En date de lundi, la déclaration d’urgence climatique revendiquait l’appui de 317 municipalités québécoises, mais pas celui de Saint-Hyacinthe, qui a récemment choisi de ne pas l’endosser. Photo François Larivière | Le Courrier ©

Après réflexion, les élus maskoutains ont tranché : ils ne signeront pas la déclaration d’urgence climatique, comme l’aurait voulu Jacques Tétreault, du Comité des citoyens et citoyennes pour la protection de l’environnement maskoutain.

Il avait invité la Ville à rejoindre les signataires de ce document le mois précédent. C’est le maire Claude Corbeil qui a annoncé début mars le choix des élus, arguant qu’il était « préférable de cibler les actions à prioriser plutôt que de signer diverses déclarations ». Ce travail de « réflexion globale » vient d’ailleurs d’être amorcé par la municipalité à travers l’élaboration du futur plan de développement durable, a-t-il fait valoir, promettant que la démarche se traduira en « actions directes pour réduire l’empreinte carbone » de la Ville. Le libellé du document « nous semble un peu trop pessimiste », a-t-il par ailleurs commenté.

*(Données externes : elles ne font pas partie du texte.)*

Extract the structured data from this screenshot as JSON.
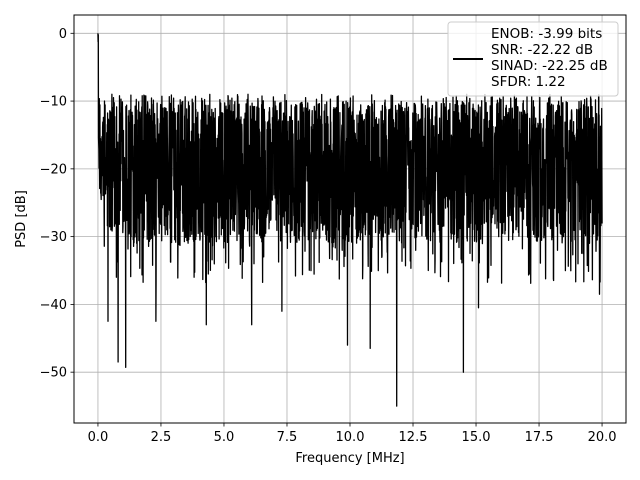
{
  "chart_data": {
    "type": "line",
    "title": "",
    "xlabel": "Frequency [MHz]",
    "ylabel": "PSD [dB]",
    "xlim": [
      -0.95,
      20.95
    ],
    "ylim": [
      -57.5,
      2.7
    ],
    "xticks": [
      0.0,
      2.5,
      5.0,
      7.5,
      10.0,
      12.5,
      15.0,
      17.5,
      20.0
    ],
    "xtick_labels": [
      "0.0",
      "2.5",
      "5.0",
      "7.5",
      "10.0",
      "12.5",
      "15.0",
      "17.5",
      "20.0"
    ],
    "yticks": [
      0,
      -10,
      -20,
      -30,
      -40,
      -50
    ],
    "ytick_labels": [
      "0",
      "−10",
      "−20",
      "−30",
      "−40",
      "−50"
    ],
    "grid": true,
    "legend_placement": "top-right",
    "series": [
      {
        "color": "#000000",
        "x_range": [
          0,
          20
        ],
        "peak": {
          "x": 0.0,
          "y": 0
        },
        "min": {
          "x": 11.85,
          "y": -55
        },
        "dips": [
          {
            "x": 0.4,
            "y": -42.5
          },
          {
            "x": 0.8,
            "y": -48.5
          },
          {
            "x": 1.1,
            "y": -49.3
          },
          {
            "x": 2.3,
            "y": -42.5
          },
          {
            "x": 4.3,
            "y": -43
          },
          {
            "x": 6.1,
            "y": -43
          },
          {
            "x": 7.3,
            "y": -41
          },
          {
            "x": 9.9,
            "y": -46
          },
          {
            "x": 10.8,
            "y": -46.5
          },
          {
            "x": 11.85,
            "y": -55
          },
          {
            "x": 14.5,
            "y": -50
          },
          {
            "x": 15.1,
            "y": -40.5
          },
          {
            "x": 19.9,
            "y": -38.5
          }
        ]
      }
    ],
    "legend": {
      "lines": [
        "ENOB: -3.99 bits",
        "SNR: -22.22 dB",
        "SINAD: -22.25 dB",
        "SFDR: 1.22"
      ],
      "line_color": "#000000"
    }
  }
}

La déclaration fait état d’un dérèglement « sans précédent » du climat mondial qui peut mener « à court terme vers un bouleversement climatique abrupt et irréversible », alors que les actions des décideurs politiques se révèlent « inadaptées » jusqu’à maintenant. Le texte appelle donc à la reconnaissance « sans délai » de l’état d’urgence climatique et à l’application immédiate de « toutes les solutions connues » afin de réduire les émissions de gaz à effet de serre.

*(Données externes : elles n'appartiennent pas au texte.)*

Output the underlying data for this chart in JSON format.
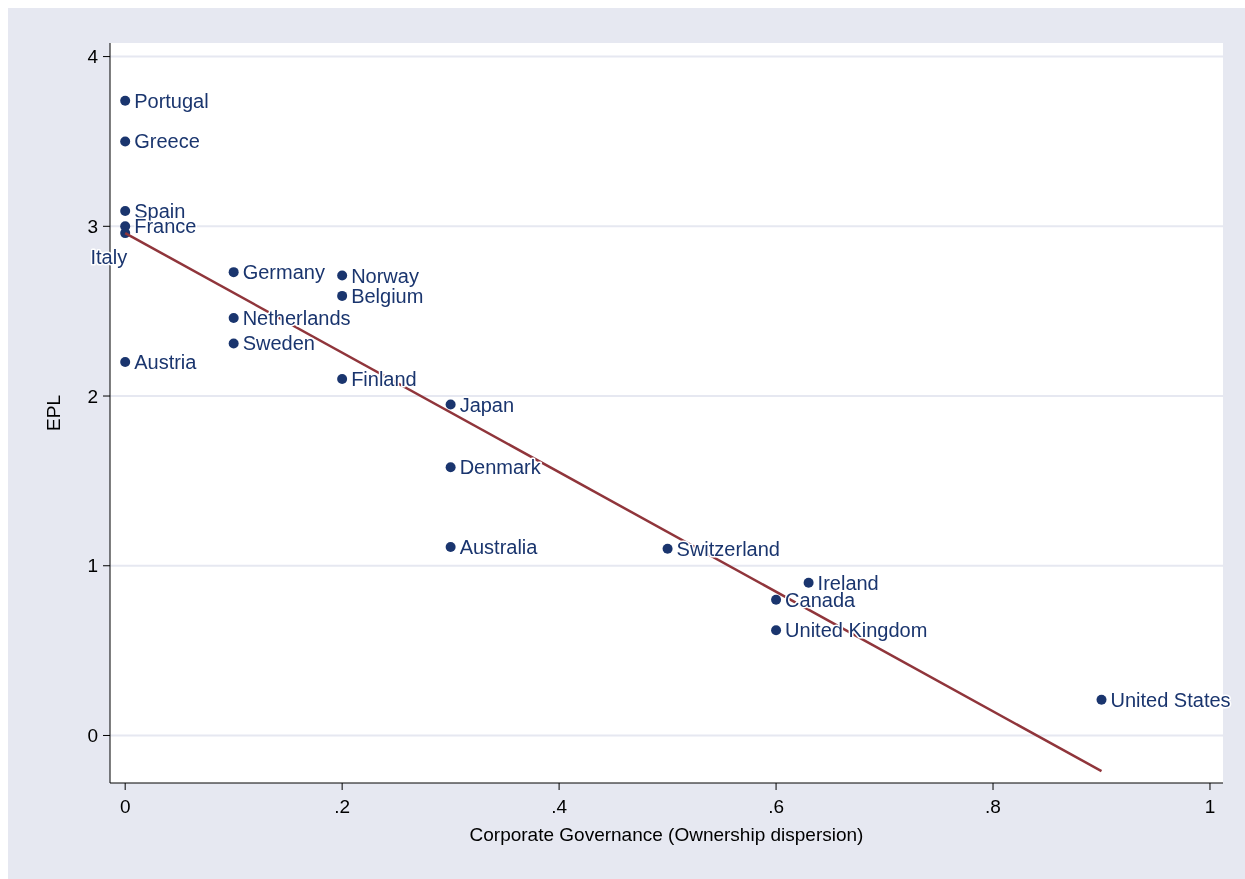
{
  "chart_data": {
    "type": "scatter",
    "xlabel": "Corporate Governance (Ownership dispersion)",
    "ylabel": "EPL",
    "xlim": [
      -0.014,
      1.012
    ],
    "ylim": [
      -0.28,
      4.08
    ],
    "xticks": [
      {
        "value": 0,
        "label": "0"
      },
      {
        "value": 0.2,
        "label": ".2"
      },
      {
        "value": 0.4,
        "label": ".4"
      },
      {
        "value": 0.6,
        "label": ".6"
      },
      {
        "value": 0.8,
        "label": ".8"
      },
      {
        "value": 1,
        "label": "1"
      }
    ],
    "yticks": [
      0,
      1,
      2,
      3,
      4
    ],
    "grid": "y",
    "series": [
      {
        "marker": "circle",
        "color": "#1a356e",
        "x": [
          0,
          0,
          0,
          0,
          0,
          0.1,
          0.2,
          0.2,
          0.1,
          0.1,
          0,
          0.2,
          0.3,
          0.3,
          0.3,
          0.5,
          0.63,
          0.6,
          0.6,
          0.9
        ],
        "values": [
          3.74,
          3.5,
          3.09,
          3.0,
          2.96,
          2.73,
          2.71,
          2.59,
          2.46,
          2.31,
          2.2,
          2.1,
          1.95,
          1.58,
          1.11,
          1.1,
          0.9,
          0.8,
          0.62,
          0.21
        ]
      },
      {
        "type": "line",
        "color": "#90353b",
        "x": [
          0,
          0.9
        ],
        "values": [
          2.96,
          -0.21
        ]
      }
    ],
    "annotations": [
      {
        "text": "Portugal",
        "x": 0,
        "y": 3.74
      },
      {
        "text": "Greece",
        "x": 0,
        "y": 3.5
      },
      {
        "text": "Spain",
        "x": 0,
        "y": 3.09
      },
      {
        "text": "France",
        "x": 0,
        "y": 3.0
      },
      {
        "text": "Italy",
        "x": 0,
        "y": 2.96
      },
      {
        "text": "Germany",
        "x": 0.1,
        "y": 2.73
      },
      {
        "text": "Norway",
        "x": 0.2,
        "y": 2.71
      },
      {
        "text": "Belgium",
        "x": 0.2,
        "y": 2.59
      },
      {
        "text": "Netherlands",
        "x": 0.1,
        "y": 2.46
      },
      {
        "text": "Sweden",
        "x": 0.1,
        "y": 2.31
      },
      {
        "text": "Austria",
        "x": 0,
        "y": 2.2
      },
      {
        "text": "Finland",
        "x": 0.2,
        "y": 2.1
      },
      {
        "text": "Japan",
        "x": 0.3,
        "y": 1.95
      },
      {
        "text": "Denmark",
        "x": 0.3,
        "y": 1.58
      },
      {
        "text": "Australia",
        "x": 0.3,
        "y": 1.11
      },
      {
        "text": "Switzerland",
        "x": 0.5,
        "y": 1.1
      },
      {
        "text": "Ireland",
        "x": 0.63,
        "y": 0.9
      },
      {
        "text": "Canada",
        "x": 0.6,
        "y": 0.8
      },
      {
        "text": "United Kingdom",
        "x": 0.6,
        "y": 0.62
      },
      {
        "text": "United States",
        "x": 0.9,
        "y": 0.21
      }
    ]
  }
}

Devant la décision des élus maskoutains, M. Tétreault s’est dit « sous le choc », ne comprenant pas qu’on refuse de reconnaître l’urgence de la situation. « On continue à faire du développement comme s’il n’y avait rien qui se passait à l’extérieur de nos murs. […] Quand on nous parle de toits blancs ou de 35 % d’espaces verts dans un nouveau développement, c’est un diachylon sur une plaie béante », a-t-il évoqué en parlant des normes d’urbanisme exigées dans le nouveau secteur centre-ville riverain.

Prenant en exemple la grève étudiante pour le climat, qui devait alors se produire dans quelques jours, Jacques Tétreault a aussi souligné les attentes environnementales croissantes de la jeunesse envers leurs dirigeants actuels. « Je suis très déçu. Ne soyez pas surpris si, au prochain conseil, vous allez avoir l’endroit rempli de jeunes », a-t-il averti.

Quelques minutes plus tard, le conseiller David Bousquet, qui siège aussi au comité consultatif en environnement, a tenu à prendre de son temps de parole pour défendre la position du conseil, par ailleurs unanime, a indiqué le maire. « Ici, au conseil, on gère des urgences chaque semaine. Des urgences en matière de déneigement, de qualité de l’eau, de gestion des déchets… », a énuméré M. Bousquet afin d’expliquer la décision de ne pas signer la déclaration.

Le conseiller a lui aussi avancé que le plan de développement durable est présentement le meilleur « outil » à développer pour permettre à la municipalité d’agir en matière d’environnement. Il a par ailleurs invité les citoyens préoccupés par ces questions à participer aux consultations publiques prévues dans le cadre de l’élaboration du plan. « C’est vrai que les changements climatiques, malheureusement, c’est quelque chose qu’on n’a pas vu souvent dans le discours politique à la Ville de Saint-Hyacinthe », a-t-il concédé, tout en plaidant qu’ils seront « assurément mis de l’avant » à la suite de l’adoption du plan de développement durable.